In Zeiten von Inflation und Volatilität sind stabile Erträge und Inflationsschutz Gold wert. Die Renditen von Aktien börsennotierter Infrastrukturanbieter haben auf lange Sicht sowohl US-Staatsanleihen als auch globale Aktien übertroffen – und die Anlageklasse hat Eigenschaften, die sie zu einer spannenden Anlage in Inflationszeiten machen.

Tim Humphreys

Ob Telekommunikation, Flughäfen, Straßen oder Wasser- und Stromversorgung: Ohne Infrastruktur funktionieren weder das alltägliche Leben noch die Wirtschaft. Entsprechend gehört Infrastruktur zu jenen Anlageklassen, die ungeachtet der wirtschaftlichen Situation und der Phase des Wirtschaftszyklus stabile Erträge generieren. Wenn die Inflation steigt und die Notenbanken die Leitzinsen anheben, können Investments in Infrastruktur wichtigen Schutz vor Kaufkraftverlust bieten.

Essenzielle Infrastruktur
Eine besonders interessante Gruppe innerhalb der Anlageklasse ist die sogenannte Essenzielle Infrastruktur. Diese zeichnet sich dadurch aus, dass sie für das grundsätzliche Funktionieren einer Gesellschaft unentbehrlich ist, sodass die hier aktiven Anbieter unabhängig vom Konjunkturzyklus wachsende Erträge generieren können. Sie haben zudem oft eine Monopolstellung oder ein Minimum an Konkurrenz, entsprechend große Preissetzungsmacht, sind stark reguliert oder haben langfristige Verträge und zeichnen sich durch stabile Cashflows und ein minimales Greenfield-Risiko aus. Unternehmen mit diesen Eigenschaften finden sich vor allem unter regulierten Elektrizitäts-, Gas- und Wasserversorgern sowie Anbietern von regulierten oder vertraglich gebundenen Pipelines, Mautstraßen, Flughäfen und Funkmasten.

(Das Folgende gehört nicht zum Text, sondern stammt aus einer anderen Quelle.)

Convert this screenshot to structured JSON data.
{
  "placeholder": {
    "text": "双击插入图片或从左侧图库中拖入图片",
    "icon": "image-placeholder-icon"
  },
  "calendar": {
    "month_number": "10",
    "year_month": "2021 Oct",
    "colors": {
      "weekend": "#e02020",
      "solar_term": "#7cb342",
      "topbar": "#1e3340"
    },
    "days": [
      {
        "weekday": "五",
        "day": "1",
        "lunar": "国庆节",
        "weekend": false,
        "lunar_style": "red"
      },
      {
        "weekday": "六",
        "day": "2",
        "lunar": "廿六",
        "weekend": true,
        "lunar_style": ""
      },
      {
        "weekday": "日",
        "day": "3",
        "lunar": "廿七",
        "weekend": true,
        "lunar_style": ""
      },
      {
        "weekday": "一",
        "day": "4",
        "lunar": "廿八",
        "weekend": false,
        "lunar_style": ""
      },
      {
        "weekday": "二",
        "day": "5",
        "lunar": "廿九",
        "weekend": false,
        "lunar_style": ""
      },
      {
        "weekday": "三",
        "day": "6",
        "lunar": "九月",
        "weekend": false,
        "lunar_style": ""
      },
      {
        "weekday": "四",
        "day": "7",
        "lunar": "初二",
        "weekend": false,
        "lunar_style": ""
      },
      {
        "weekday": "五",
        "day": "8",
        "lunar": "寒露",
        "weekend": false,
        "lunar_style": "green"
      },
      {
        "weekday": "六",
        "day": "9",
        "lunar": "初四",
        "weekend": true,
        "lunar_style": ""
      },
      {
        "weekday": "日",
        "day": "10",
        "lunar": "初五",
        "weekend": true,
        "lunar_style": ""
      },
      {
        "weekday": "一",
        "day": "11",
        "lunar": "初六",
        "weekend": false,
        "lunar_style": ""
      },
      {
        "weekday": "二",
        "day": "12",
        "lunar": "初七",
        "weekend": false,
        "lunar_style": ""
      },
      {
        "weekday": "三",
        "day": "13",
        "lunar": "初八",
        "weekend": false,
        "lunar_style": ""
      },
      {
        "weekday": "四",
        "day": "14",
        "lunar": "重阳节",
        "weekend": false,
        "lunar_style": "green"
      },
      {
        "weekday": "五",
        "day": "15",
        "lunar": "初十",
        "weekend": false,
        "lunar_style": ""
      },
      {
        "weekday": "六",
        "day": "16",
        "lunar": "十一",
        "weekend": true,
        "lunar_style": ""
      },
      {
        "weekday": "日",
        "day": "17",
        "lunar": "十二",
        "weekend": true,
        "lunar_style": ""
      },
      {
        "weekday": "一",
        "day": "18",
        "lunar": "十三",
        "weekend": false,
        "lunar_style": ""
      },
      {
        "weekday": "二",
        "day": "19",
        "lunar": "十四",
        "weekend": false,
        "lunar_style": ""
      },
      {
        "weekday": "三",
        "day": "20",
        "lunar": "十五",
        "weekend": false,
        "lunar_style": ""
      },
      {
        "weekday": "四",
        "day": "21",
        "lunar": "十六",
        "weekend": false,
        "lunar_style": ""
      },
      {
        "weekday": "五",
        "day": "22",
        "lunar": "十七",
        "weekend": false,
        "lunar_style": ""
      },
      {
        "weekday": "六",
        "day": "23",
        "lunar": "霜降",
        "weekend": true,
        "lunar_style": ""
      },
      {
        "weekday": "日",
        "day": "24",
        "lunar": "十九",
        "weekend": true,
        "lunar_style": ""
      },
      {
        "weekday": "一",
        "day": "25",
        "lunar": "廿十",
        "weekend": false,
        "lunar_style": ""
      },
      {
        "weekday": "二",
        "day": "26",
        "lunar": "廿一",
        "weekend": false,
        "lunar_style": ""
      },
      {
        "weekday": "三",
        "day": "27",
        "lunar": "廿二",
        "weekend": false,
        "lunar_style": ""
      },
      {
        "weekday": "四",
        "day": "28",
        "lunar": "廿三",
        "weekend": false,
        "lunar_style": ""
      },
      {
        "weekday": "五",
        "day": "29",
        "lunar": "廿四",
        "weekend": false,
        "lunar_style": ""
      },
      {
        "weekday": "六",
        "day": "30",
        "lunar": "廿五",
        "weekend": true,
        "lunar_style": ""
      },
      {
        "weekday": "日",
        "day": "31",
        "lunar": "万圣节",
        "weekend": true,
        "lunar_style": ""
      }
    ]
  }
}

Diese Sektoren besitzen außerdem starke defensive Eigenschaften. So zeigt Infrastruktur konsistent wachsende Profite, die sich langfristig in einem überragenden Gewinnwachstum niederschlagen – im Gegensatz zu globalen Aktien, bei denen die Schwankungen extrem sein können (s. folgende Abbildung). Und auch die langfristigen Erträge sind im Vergleich zu Aktien höher. So übertraf die durchschnittliche jährliche Rendite börsennotierter Essenzieller Infrastrukturwerte in den vergangenen 22 Jahren globale Aktien (MSCI World) um 1,6 Prozentpunkte und war auch 10-jährigen US-Staatsanleihen um 0,7 Prozentpunkte voraus.

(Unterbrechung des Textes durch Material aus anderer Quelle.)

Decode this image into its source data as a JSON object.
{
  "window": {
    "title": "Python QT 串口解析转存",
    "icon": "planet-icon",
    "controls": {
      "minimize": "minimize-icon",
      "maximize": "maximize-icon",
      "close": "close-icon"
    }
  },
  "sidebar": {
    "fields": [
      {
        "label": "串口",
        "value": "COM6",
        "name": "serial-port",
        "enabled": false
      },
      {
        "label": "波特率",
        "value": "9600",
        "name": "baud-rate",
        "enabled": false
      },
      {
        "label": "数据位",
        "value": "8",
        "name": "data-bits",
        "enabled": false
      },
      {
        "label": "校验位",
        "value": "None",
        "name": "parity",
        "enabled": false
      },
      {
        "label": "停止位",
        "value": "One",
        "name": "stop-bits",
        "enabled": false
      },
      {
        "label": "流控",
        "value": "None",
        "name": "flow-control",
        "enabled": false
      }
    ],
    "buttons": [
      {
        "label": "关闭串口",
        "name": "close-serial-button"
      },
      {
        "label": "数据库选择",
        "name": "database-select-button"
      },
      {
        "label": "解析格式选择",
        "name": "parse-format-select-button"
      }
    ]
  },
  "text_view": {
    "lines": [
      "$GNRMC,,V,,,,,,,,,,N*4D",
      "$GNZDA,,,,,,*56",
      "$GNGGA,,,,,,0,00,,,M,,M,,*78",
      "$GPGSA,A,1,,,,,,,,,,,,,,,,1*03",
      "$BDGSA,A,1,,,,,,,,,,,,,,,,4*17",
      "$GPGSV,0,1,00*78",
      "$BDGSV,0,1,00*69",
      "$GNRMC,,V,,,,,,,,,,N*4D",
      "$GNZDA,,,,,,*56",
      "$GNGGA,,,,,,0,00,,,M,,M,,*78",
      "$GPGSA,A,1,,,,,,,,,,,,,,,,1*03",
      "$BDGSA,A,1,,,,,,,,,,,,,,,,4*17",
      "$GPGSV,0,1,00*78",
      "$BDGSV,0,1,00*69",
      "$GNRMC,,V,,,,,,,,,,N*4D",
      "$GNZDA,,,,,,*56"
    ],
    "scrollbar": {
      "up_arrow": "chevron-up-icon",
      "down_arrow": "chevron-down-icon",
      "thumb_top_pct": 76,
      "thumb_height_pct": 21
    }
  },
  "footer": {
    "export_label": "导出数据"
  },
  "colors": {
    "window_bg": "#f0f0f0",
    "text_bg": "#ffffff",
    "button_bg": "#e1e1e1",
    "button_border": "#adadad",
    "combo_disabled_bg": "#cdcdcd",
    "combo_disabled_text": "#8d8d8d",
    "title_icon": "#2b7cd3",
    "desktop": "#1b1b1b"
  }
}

Vor vielen Risiken geschützt
Auch vor den weitverbreiteten Risiken ist Essenzielle Infrastruktur relativ gut geschützt. So sorgt der hohe Regulierungsgrad für mehr Sicherheit sowohl im Hinblick auf Klimawandel sowie Umwelt-, Soziale- und Governance-Faktoren als auch im Hinblick auf sich ändernde Rohstoffpreise. Gleichzeitig gibt es eine natürliche Wechselkursabsicherung, da Infrastrukturanbieter Schulden oft in derselben Währung aufnehmen, in der sie Cashflows generieren.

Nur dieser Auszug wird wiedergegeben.